Canadian Baptist Theological Seminary and College
- Motto: To train God-called men and women for twenty-first century leadership in tough places
- Established: July 1987
- Affiliations: Canadian National Baptist Convention, Association for Biblical Higher Education, Association of Theological Schools in the United States and Canada
- President: Rob Blackaby
- Dean: Steve Booth
- Location: Cochrane, Alberta, Canada
- Website: cbtsc.ca

= Canadian Baptist Theological Seminary and College =

Baptist institution in Alberta, Canada

Canadian Baptist Theological Seminary and College is a Baptist university-level institution in Cochrane, Alberta, Canada, founded in July 1987. It offers both graduate theological programs and undergraduate programs.
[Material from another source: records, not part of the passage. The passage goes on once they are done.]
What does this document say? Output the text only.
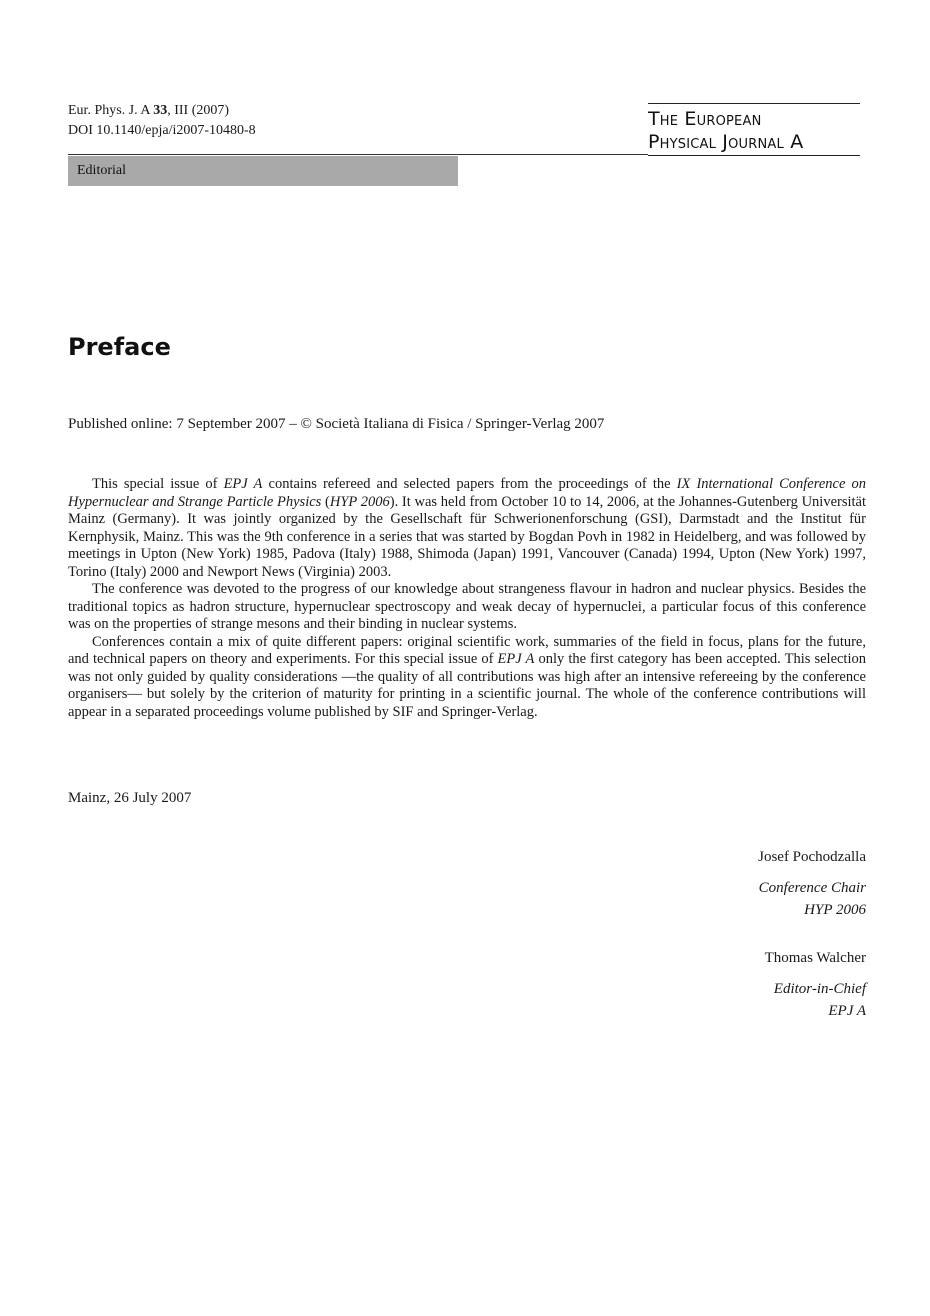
Eur. Phys. J. A 33, III (2007)
DOI 10.1140/epja/i2007-10480-8
The European
Physical Journal A
Editorial
Preface
Published online: 7 September 2007 – © Società Italiana di Fisica / Springer-Verlag 2007

This special issue of EPJ A contains refereed and selected papers from the proceedings of the IX International Conference on Hypernuclear and Strange Particle Physics (HYP 2006). It was held from October 10 to 14, 2006, at the Johannes-Gutenberg Universität Mainz (Germany). It was jointly organized by the Gesellschaft für Schwerionenforschung (GSI), Darmstadt and the Institut für Kernphysik, Mainz. This was the 9th conference in a series that was started by Bogdan Povh in 1982 in Heidelberg, and was followed by meetings in Upton (New York) 1985, Padova (Italy) 1988, Shimoda (Japan) 1991, Vancouver (Canada) 1994, Upton (New York) 1997, Torino (Italy) 2000 and Newport News (Virginia) 2003.

The conference was devoted to the progress of our knowledge about strangeness flavour in hadron and nuclear physics. Besides the traditional topics as hadron structure, hypernuclear spectroscopy and weak decay of hypernuclei, a particular focus of this conference was on the properties of strange mesons and their binding in nuclear systems.

Conferences contain a mix of quite different papers: original scientific work, summaries of the field in focus, plans for the future, and technical papers on theory and experiments. For this special issue of EPJ A only the first category has been accepted. This selection was not only guided by quality considerations —the quality of all contributions was high after an intensive refereeing by the conference organisers— but solely by the criterion of maturity for printing in a scientific journal. The whole of the conference contributions will appear in a separated proceedings volume published by SIF and Springer-Verlag.

Mainz, 26 July 2007
Josef Pochodzalla
Conference Chair
HYP 2006
Thomas Walcher
Editor-in-Chief
EPJ A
CSBS&C is affiliated with the Canadian National Baptist Convention (CNBC).

== History ==
The seminary was founded in 1987 as Canadian Southern Baptist Seminary and College in Cochrane, Alberta, by the Canadian National Baptist Convention. In 1996, an undergraduate college program was established. In 2013, a four-year bachelor's degree program was added. It is accredited by the Province of Alberta, Association of Theological Schools, and Association of Biblical Higher Education. In 2022, the school was renamed Canadian Baptist Theological Seminary and College.